Belinda Smith (not pictured) discloses:
It was during my studies at LC&CTA that for the first time I heard a white woman share she felt being white had given her huge advantages in life. The honest and open discussion on race that followed , whilst painful, had significant affect on me. I gained a reconfirmed sense of my ability not to let racism hold me back and I passed my first year of training with a Distinction Grade.
Mo Lishomwa believes:
I see the honouring of diversity and equality in practice at LC&CTA; it’s reflected in the tutor team and in my classroom peers. This has enabled me to relax and be myself. I feel equal to everyone else. I have no fear that racism will get in the way of my progress and because of this I have been empowered to study more effectively than ever before.
Lydia Hatton Campbell expresses a similar opinion:
The cultural and racial diversity I experience in the classroom has enabled me to feel I don’t need to hide who I am or what I have to say. This multi-cultural environment provides me with the chance to learn from other cultural experiences.
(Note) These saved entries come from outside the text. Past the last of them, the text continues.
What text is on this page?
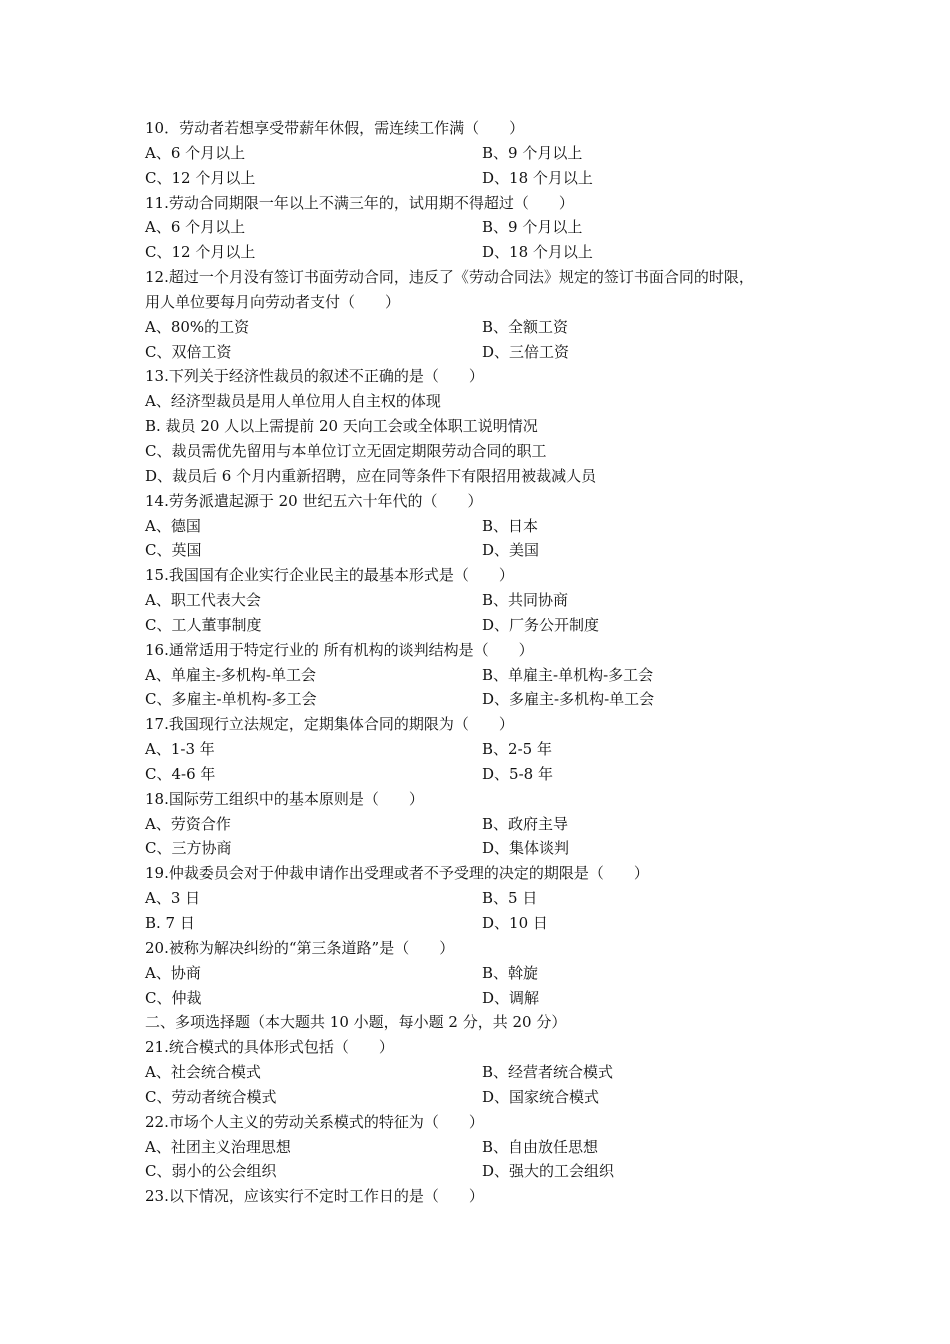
10．劳动者若想享受带薪年休假，需连续工作满（　　）
A、6 个月以上	B、9 个月以上
C、12 个月以上	D、18 个月以上
11.劳动合同期限一年以上不满三年的，试用期不得超过（　　）
A、6 个月以上	B、9 个月以上
C、12 个月以上	D、18 个月以上
12.超过一个月没有签订书面劳动合同，违反了《劳动合同法》规定的签订书面合同的时限，
用人单位要每月向劳动者支付（　　）
A、80%的工资	B、全额工资
C、双倍工资	D、三倍工资
13.下列关于经济性裁员的叙述不正确的是（　　）
A、经济型裁员是用人单位用人自主权的体现
B. 裁员 20 人以上需提前 20 天向工会或全体职工说明情况
C、裁员需优先留用与本单位订立无固定期限劳动合同的职工
D、裁员后 6 个月内重新招聘，应在同等条件下有限招用被裁减人员
14.劳务派遣起源于 20 世纪五六十年代的（　　）
A、德国	B、日本
C、英国	D、美国
15.我国国有企业实行企业民主的最基本形式是（　　）
A、职工代表大会	B、共同协商
C、工人董事制度	D、厂务公开制度
16.通常适用于特定行业的 所有机构的谈判结构是（　　）
A、单雇主-多机构-单工会	B、单雇主-单机构-多工会
C、多雇主-单机构-多工会	D、多雇主-多机构-单工会
17.我国现行立法规定，定期集体合同的期限为（　　）
A、1-3 年	B、2-5 年
C、4-6 年	D、5-8 年
18.国际劳工组织中的基本原则是（　　）
A、劳资合作	B、政府主导
C、三方协商	D、集体谈判
19.仲裁委员会对于仲裁申请作出受理或者不予受理的决定的期限是（　　）
A、3 日	B、5 日
B. 7 日	D、10 日
20.被称为解决纠纷的“第三条道路”是（　　）
A、协商	B、斡旋
C、仲裁	D、调解
二、多项选择题（本大题共 10 小题，每小题 2 分，共 20 分）
21.统合模式的具体形式包括（　　）
A、社会统合模式	B、经营者统合模式
C、劳动者统合模式	D、国家统合模式
22.市场个人主义的劳动关系模式的特征为（　　）
A、社团主义治理思想	B、自由放任思想
C、弱小的公会组织	D、强大的工会组织
23.以下情况，应该实行不定时工作日的是（　　）
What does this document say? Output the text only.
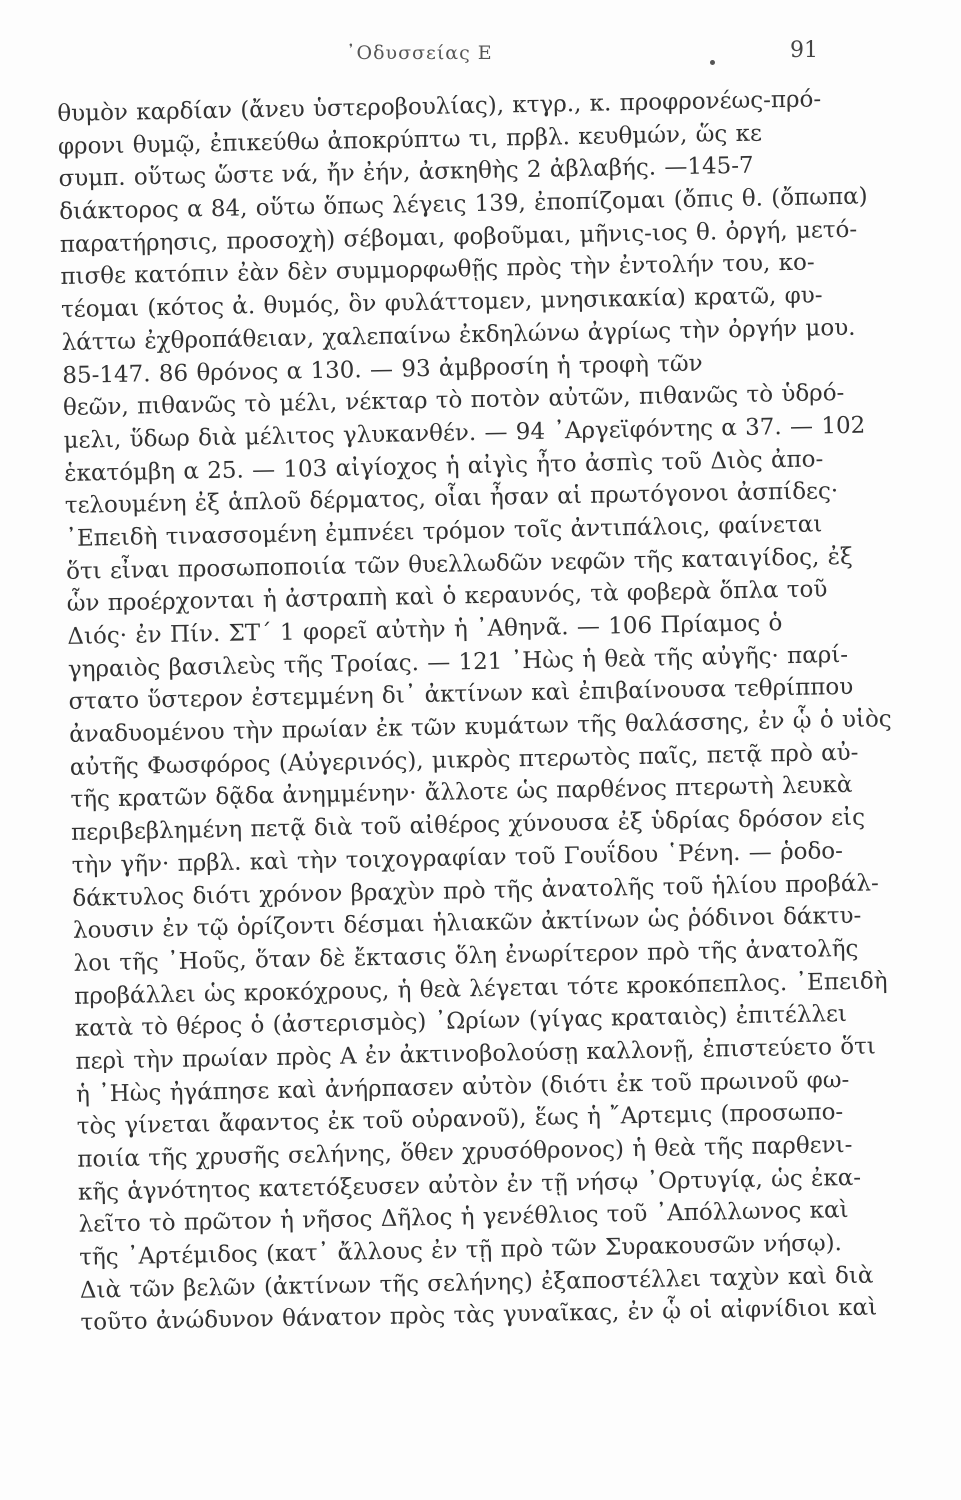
᾽Οδυσσείας Ε	91
θυμὸν καρδίαν (ἄνευ ὑστεροβουλίας), κτγρ., κ. προφρονέως-πρό-
φρονι θυμῷ, ἐπικεύθω ἀποκρύπτω τι, πρβλ. κευθμών, ὥς κε
συμπ. οὕτως ὥστε νά, ἤν ἐήν, ἀσκηθὴς 2 ἀβλαβής. —145-7
διάκτορος α 84, οὕτω ὅπως λέγεις 139, ἐποπίζομαι (ὄπις θ. (ὄπωπα)
παρατήρησις, προσοχὴ) σέβομαι, φοβοῦμαι, μῆνις-ιος θ. ὀργή, μετό-
πισθε κατόπιν ἐὰν δὲν συμμορφωθῇς πρὸς τὴν ἐντολήν του, κο-
τέομαι (κότος ἀ. θυμός, ὃν φυλάττομεν, μνησικακία) κρατῶ, φυ-
λάττω ἐχθροπάθειαν, χαλεπαίνω ἐκδηλώνω ἀγρίως τὴν ὀργήν μου.
85-147. 86 θρόνος α 130. — 93 ἀμβροσίη ἡ τροφὴ τῶν
θεῶν, πιθανῶς τὸ μέλι, νέκταρ τὸ ποτὸν αὐτῶν, πιθανῶς τὸ ὑδρό-
μελι, ὕδωρ διὰ μέλιτος γλυκανθέν. — 94 ᾽Αργεϊφόντης α 37. — 102
ἑκατόμβη α 25. — 103 αἰγίοχος ἡ αἰγὶς ἦτο ἀσπὶς τοῦ Διὸς ἀπο-
τελουμένη ἐξ ἁπλοῦ δέρματος, οἷαι ἦσαν αἱ πρωτόγονοι ἀσπίδες·
᾽Επειδὴ τινασσομένη ἐμπνέει τρόμον τοῖς ἀντιπάλοις, φαίνεται
ὅτι εἶναι προσωποποιία τῶν θυελλωδῶν νεφῶν τῆς καταιγίδος, ἐξ
ὧν προέρχονται ἡ ἀστραπὴ καὶ ὁ κεραυνός, τὰ φοβερὰ ὅπλα τοῦ
Διός· ἐν Πίν. ΣΤ΄ 1 φορεῖ αὐτὴν ἡ ᾽Αθηνᾶ. — 106 Πρίαμος ὁ
γηραιὸς βασιλεὺς τῆς Τροίας. — 121 ᾽Ηὼς ἡ θεὰ τῆς αὐγῆς· παρί-
στατο ὕστερον ἐστεμμένη δι᾽ ἀκτίνων καὶ ἐπιβαίνουσα τεθρίππου
ἀναδυομένου τὴν πρωίαν ἐκ τῶν κυμάτων τῆς θαλάσσης, ἐν ᾧ ὁ υἱὸς
αὐτῆς Φωσφόρος (Αὐγερινός), μικρὸς πτερωτὸς παῖς, πετᾷ πρὸ αὐ-
τῆς κρατῶν δᾷδα ἀνημμένην· ἄλλοτε ὡς παρθένος πτερωτὴ λευκὰ
περιβεβλημένη πετᾷ διὰ τοῦ αἰθέρος χύνουσα ἐξ ὑδρίας δρόσον εἰς
τὴν γῆν· πρβλ. καὶ τὴν τοιχογραφίαν τοῦ Γουΐδου ῾Ρένη. — ῥοδο-
δάκτυλος διότι χρόνον βραχὺν πρὸ τῆς ἀνατολῆς τοῦ ἡλίου προβάλ-
λουσιν ἐν τῷ ὁρίζοντι δέσμαι ἡλιακῶν ἀκτίνων ὡς ῥόδινοι δάκτυ-
λοι τῆς ᾽Ηοῦς, ὅταν δὲ ἔκτασις ὅλη ἐνωρίτερον πρὸ τῆς ἀνατολῆς
προβάλλει ὡς κροκόχρους, ἡ θεὰ λέγεται τότε κροκόπεπλος. ᾽Επειδὴ
κατὰ τὸ θέρος ὁ (ἀστερισμὸς) ᾽Ωρίων (γίγας κραταιὸς) ἐπιτέλλει
περὶ τὴν πρωίαν πρὸς Α ἐν ἀκτινοβολούσῃ καλλονῇ, ἐπιστεύετο ὅτι
ἡ ᾽Ηὼς ἠγάπησε καὶ ἀνήρπασεν αὐτὸν (διότι ἐκ τοῦ πρωινοῦ φω-
τὸς γίνεται ἄφαντος ἐκ τοῦ οὐρανοῦ), ἕως ἡ ῎Αρτεμις (προσωπο-
ποιία τῆς χρυσῆς σελήνης, ὅθεν χρυσόθρονος) ἡ θεὰ τῆς παρθενι-
κῆς ἁγνότητος κατετόξευσεν αὐτὸν ἐν τῇ νήσῳ ᾽Ορτυγίᾳ, ὡς ἐκα-
λεῖτο τὸ πρῶτον ἡ νῆσος Δῆλος ἡ γενέθλιος τοῦ ᾽Απόλλωνος καὶ
τῆς ᾽Αρτέμιδος (κατ᾽ ἄλλους ἐν τῇ πρὸ τῶν Συρακουσῶν νήσῳ).
Διὰ τῶν βελῶν (ἀκτίνων τῆς σελήνης) ἐξαποστέλλει ταχὺν καὶ διὰ
τοῦτο ἀνώδυνον θάνατον πρὸς τὰς γυναῖκας, ἐν ᾧ οἱ αἰφνίδιοι καὶ
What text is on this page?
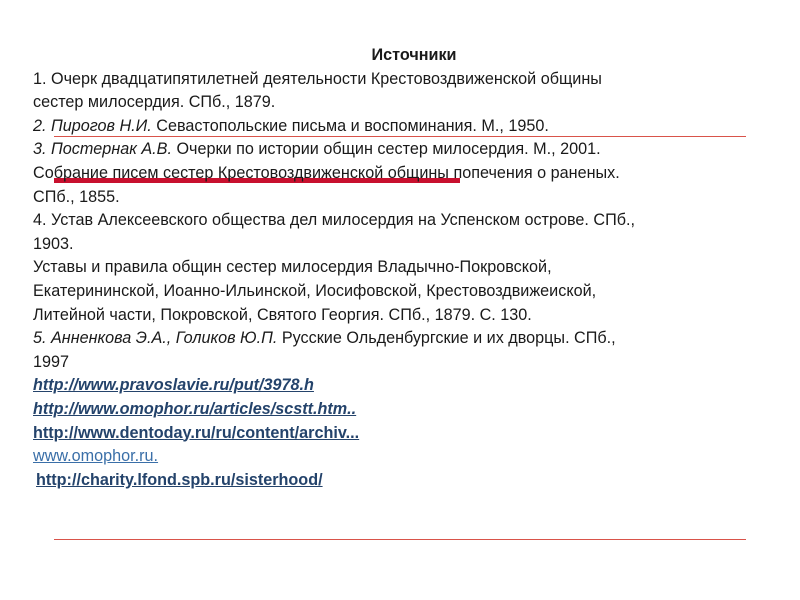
Источники

1. Очерк двадцатипятилетней деятельности Крестовоздвиженской общины

сестер милосердия. СПб., 1879.

2. Пирогов Н.И. Севастопольские письма и воспоминания. М., 1950.

3. Постернак А.В. Очерки по истории общин сестер милосердия. М., 2001.

Собрание писем сестер Крестовоздвиженской общины попечения о раненых.

СПб., 1855.

4. Устав Алексеевского общества дел милосердия на Успенском острове. СПб.,

1903.

Уставы и правила общин сестер милосердия Владычно-Покровской,

Екатерининской, Иоанно-Ильинской, Иосифовской, Крестовоздвижеиской,

Литейной части, Покровской, Святого Георгия. СПб., 1879. С. 130.

5. Анненкова Э.А., Голиков Ю.П. Русские Ольденбургские и их дворцы. СПб.,

1997

http://www.pravoslavie.ru/put/3978.h

http://www.omophor.ru/articles/scstt.htm..

http://www.dentoday.ru/ru/content/archiv...

www.omophor.ru.

http://charity.lfond.spb.ru/sisterhood/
My understanding of others is being widened all the time and I feel both personally and culturally understood which helps me to learn all the more.
Chris Brown concludes:
Taking into consideration all that has been expressed above, it appears that a trainer’s profound and demonstrated understanding of diversity, racism and prejudice is paramount to a positive and successful learning experience.
Tony Taylor, a Senior LC&CTA Tutor expresses his major professional interests that are rooted in understanding the dynamics of oppression and minimising the impact of oppression on men:
Tony Taylor (right) with Mo Lishomwa (Class of 2011/12 HPD in Counselling Student)
“I have a profound interest in the way in which oppression impacts on both individuals and groups within our society and how oppression damages both the ‘oppressor’ and the ‘oppressed’; it’s a lose/lose situation.
I am also an advocate of the need for men to become more expressive of their vulnerabilities; our true male strength lies in our ability to communicate our fears and doubts, not hide behind a false ‘manly’ bravado. In general I believe men need to participate more in intra and interpersonal exploration and honest self-disclosure.
In my work at LC&CTA I am ‘free’ to engage in facilitating and encouraging our students (females as well as males) to explore how oppression has affected their lives, and how concealing their vulnerabilities is more likely to lead to disempowerment than lead to vigour and might”.